Ohne allen jetzt schon im ersten Satz durch einen voreiligen Spoiler die Freude verderben zu wollen: AMD ist auch bei den GPUs zurück. Und wie! Trotzdem muss man bei aller Euphorie über den gewaltigen Leistungsschub fair bleiben und den gesamten Pixel-Kosmos betrachten: Performance (Rasterization, DXR, Compute), Feature-Set, elektrische sowie mechanische Umsetzung und die Treiber. Das macht den heutigen Artikel ein wenig komplexer und auch nicht einfacher, selbst wenn aus diversen Gründen gar nicht alles vollumfänglich getestet werden konnte. Aber auch für so etwas gibt es eine Lösung: die Follow-Ups!

Wunschtraum oder Wirklichkeit?

 

Doch zurück zum Thema und den beiden Hautdarstellerinnen des heutigen Launch-Reviews: der Radeon RX 6800 XT und der kleineren Schwester Radeon RX 6800. Das Dickschiff Radeon RX 6900 XT kommt ja bekanntlich später. Was aber macht die beiden neuen Karten für den Endanwender so interessant?

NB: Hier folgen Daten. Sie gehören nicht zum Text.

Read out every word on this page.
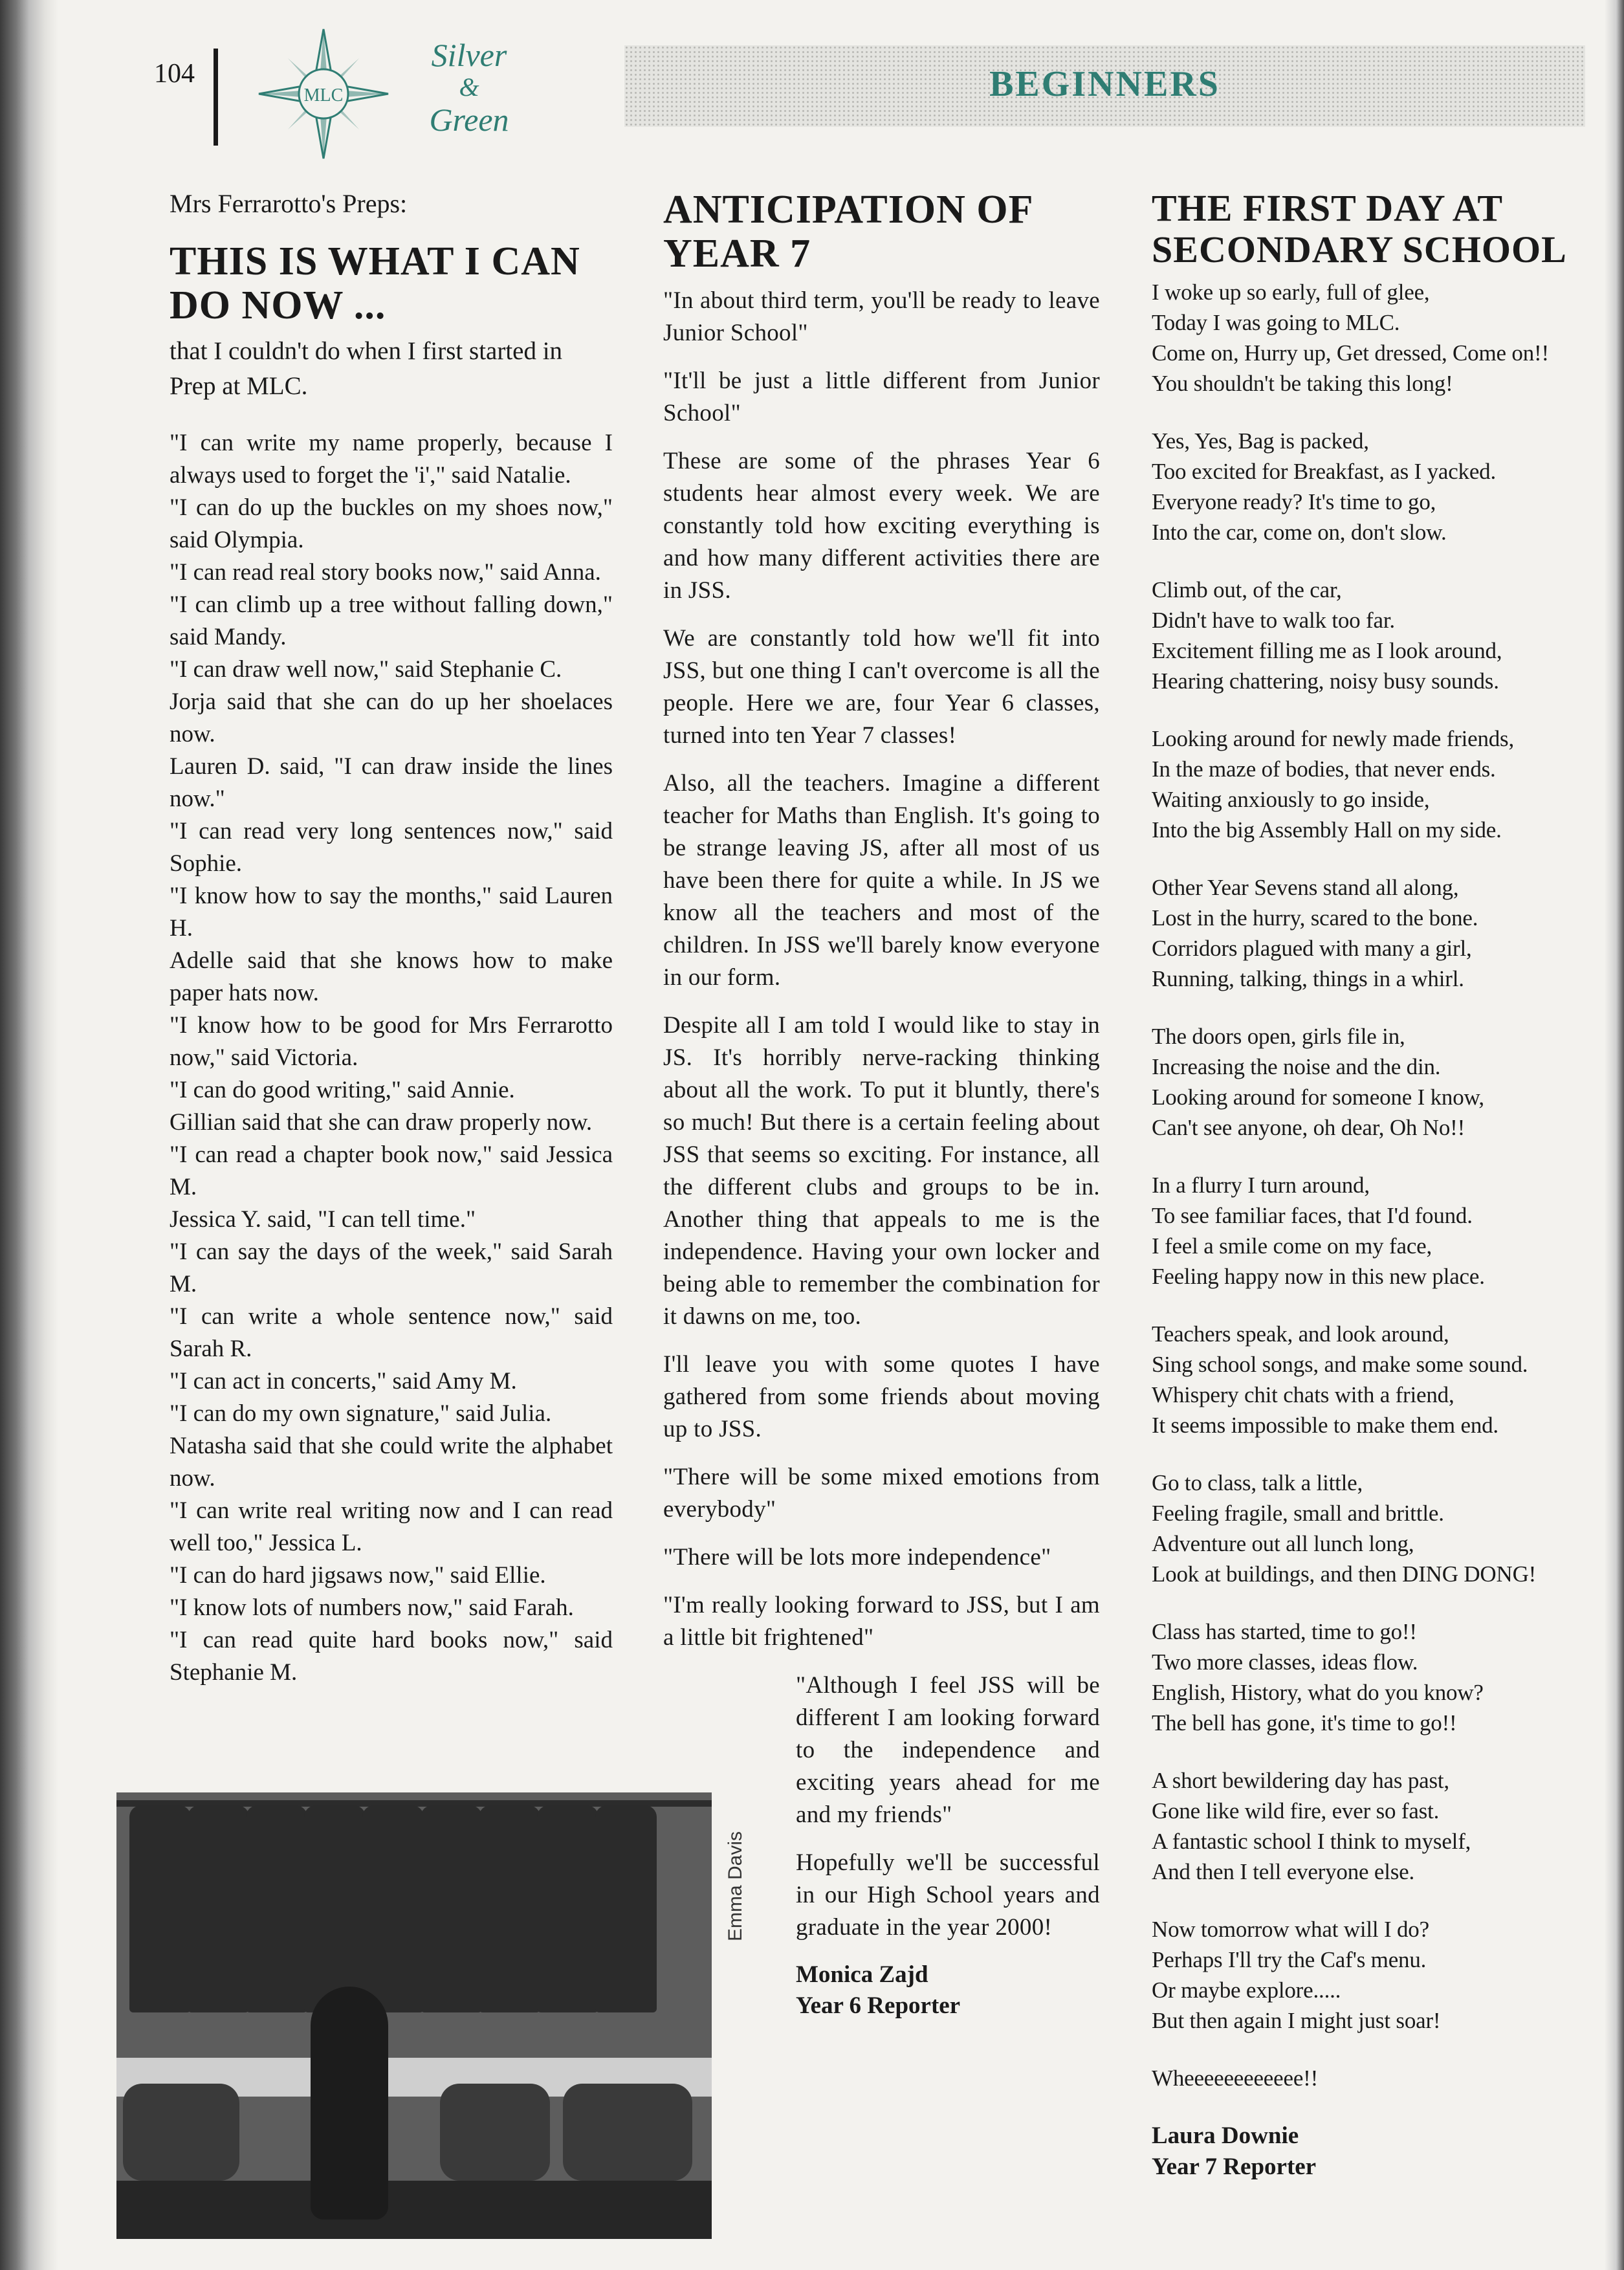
104
MLC
Silver
&
Green
BEGINNERS
Mrs Ferrarotto's Preps:
THIS IS WHAT I CAN DO NOW ...
that I couldn't do when I first started in Prep at MLC.

"I can write my name properly, because I always used to forget the 'i'," said Natalie.

"I can do up the buckles on my shoes now," said Olympia.

"I can read real story books now," said Anna.

"I can climb up a tree without falling down," said Mandy.

"I can draw well now," said Stephanie C.

Jorja said that she can do up her shoelaces now.

Lauren D. said, "I can draw inside the lines now."

"I can read very long sentences now," said Sophie.

"I know how to say the months," said Lauren H.

Adelle said that she knows how to make paper hats now.

"I know how to be good for Mrs Ferrarotto now," said Victoria.

"I can do good writing," said Annie.

Gillian said that she can draw properly now.

"I can read a chapter book now," said Jessica M.

Jessica Y. said, "I can tell time."

"I can say the days of the week," said Sarah M.

"I can write a whole sentence now," said Sarah R.

"I can act in concerts," said Amy M.

"I can do my own signature," said Julia.

Natasha said that she could write the alphabet now.

"I can write real writing now and I can read well too," Jessica L.

"I can do hard jigsaws now," said Ellie.

"I know lots of numbers now," said Farah.

"I can read quite hard books now," said Stephanie M.

Emma Davis
ANTICIPATION OF YEAR 7

"In about third term, you'll be ready to leave Junior School"

"It'll be just a little different from Junior School"

These are some of the phrases Year 6 students hear almost every week. We are constantly told how exciting everything is and how many different activities there are in JSS.

We are constantly told how we'll fit into JSS, but one thing I can't overcome is all the people. Here we are, four Year 6 classes, turned into ten Year 7 classes!

Also, all the teachers. Imagine a different teacher for Maths than English. It's going to be strange leaving JS, after all most of us have been there for quite a while. In JS we know all the teachers and most of the children. In JSS we'll barely know everyone in our form.

Despite all I am told I would like to stay in JS. It's horribly nerve-racking thinking about all the work. To put it bluntly, there's so much! But there is a certain feeling about JSS that seems so exciting. For instance, all the different clubs and groups to be in. Another thing that appeals to me is the independence. Having your own locker and being able to remember the combination for it dawns on me, too.

I'll leave you with some quotes I have gathered from some friends about moving up to JSS.

"There will be some mixed emotions from everybody"

"There will be lots more independence"

"I'm really looking forward to JSS, but I am a little bit frightened"

"Although I feel JSS will be different I am looking forward to the independence and exciting years ahead for me and my friends"

Hopefully we'll be successful in our High School years and graduate in the year 2000!

Monica Zajd
Year 6 Reporter
THE FIRST DAY AT SECONDARY SCHOOL
I woke up so early, full of glee,
Today I was going to MLC.
Come on, Hurry up, Get dressed, Come on!!
You shouldn't be taking this long!
Yes, Yes, Bag is packed,
Too excited for Breakfast, as I yacked.
Everyone ready? It's time to go,
Into the car, come on, don't slow.
Climb out, of the car,
Didn't have to walk too far.
Excitement filling me as I look around,
Hearing chattering, noisy busy sounds.
Looking around for newly made friends,
In the maze of bodies, that never ends.
Waiting anxiously to go inside,
Into the big Assembly Hall on my side.
Other Year Sevens stand all along,
Lost in the hurry, scared to the bone.
Corridors plagued with many a girl,
Running, talking, things in a whirl.
The doors open, girls file in,
Increasing the noise and the din.
Looking around for someone I know,
Can't see anyone, oh dear, Oh No!!
In a flurry I turn around,
To see familiar faces, that I'd found.
I feel a smile come on my face,
Feeling happy now in this new place.
Teachers speak, and look around,
Sing school songs, and make some sound.
Whispery chit chats with a friend,
It seems impossible to make them end.
Go to class, talk a little,
Feeling fragile, small and brittle.
Adventure out all lunch long,
Look at buildings, and then DING DONG!
Class has started, time to go!!
Two more classes, ideas flow.
English, History, what do you know?
The bell has gone, it's time to go!!
A short bewildering day has past,
Gone like wild fire, ever so fast.
A fantastic school I think to myself,
And then I tell everyone else.
Now tomorrow what will I do?
Perhaps I'll try the Caf's menu.
Or maybe explore.....
But then again I might just soar!
Wheeeeeeeeeeee!!
Laura Downie
Year 7 Reporter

Mit RDNA 2 führt AMD neue Stromspartechniken ein, mit dem „Infinity Cache“ will man zudem höhere Speicherbandbreiten pro Watt ermöglichen, da das Speicherinterface selbst auch aus Effizienzgründen mit 256 Bit eher schmal ausfällt.

Die neuen Grafikkarten kommen auch bereits mit dem neuen Videocodec AV1 zurecht, sie unterstützen erstmals auch DirectX 12 Ultimate und damit eben auch DirectX Raytracing (DXR). Mit AMD FidelityFX bieten sie zudem ein Feature, das Entwicklern zudem mehr Spielraum bei der Auswahl der Effekte ermöglichen soll. Ebenfalls dabei ist Variable Rate Shading (VRS), was immens Rechenleistung sparen kann, wenn Bildbereiche, die ohnehin nicht im Auge des Spielers liegen, in der Darstellungsqualität smart reduziert werden.

 

Die Radeon RX 6800 XT und RX 6800 als Referenzdesign

Mit den 72 Compute Units (CU) besitzt die RX 6800 XT 4608 Shader, die RX 6800 kommt auf 62 CU bzw. 3840 Shader. Während der Basistakt der RX 6800 XT mit 2015 MHz und der Boost-Takt mit 2250 MHz angegeben wird, muss die RX 6800 mit 1815 bzw. 2105 MHz auskommen. Beide Karten setzen auf 16 GB GDDR6 mit 16 Gbps, die sich aus jeweils 8 Modulen mit 2 GB Größe ergeben. Gemeinsam sind auch das 256-Bit Speicherinterface und der 128 MB große Infinity Cache, der das Bandbreitenproblem lösen soll.

Die RX 6800 XT wiegt 1501 Gramm, ist 26,7 cm Lang, 12 cm hoch (11,5 cm Einbauhöhe ab PEG), 4.5 cm dick (2.5-Slot-Design), wobei noch eine Backplate und das PCB mit insgesamt vier weiteren Millimetern dazukommen. Die Slot-Blende ist geschlossen, trägt 1x HDMI 2.1 und zwei DP-Anschlüsse. Dazu kommt noch eine USB Type C Buchse. Der Korpus ist aus Leichtmetall, der Radeon-Schriftzug ist beleuchtet und versorgt wird das Ganze über zwei 8-Pin-Buchsen. Mehr dazu dann auch noch auf der nächsten Seite beim Teardown.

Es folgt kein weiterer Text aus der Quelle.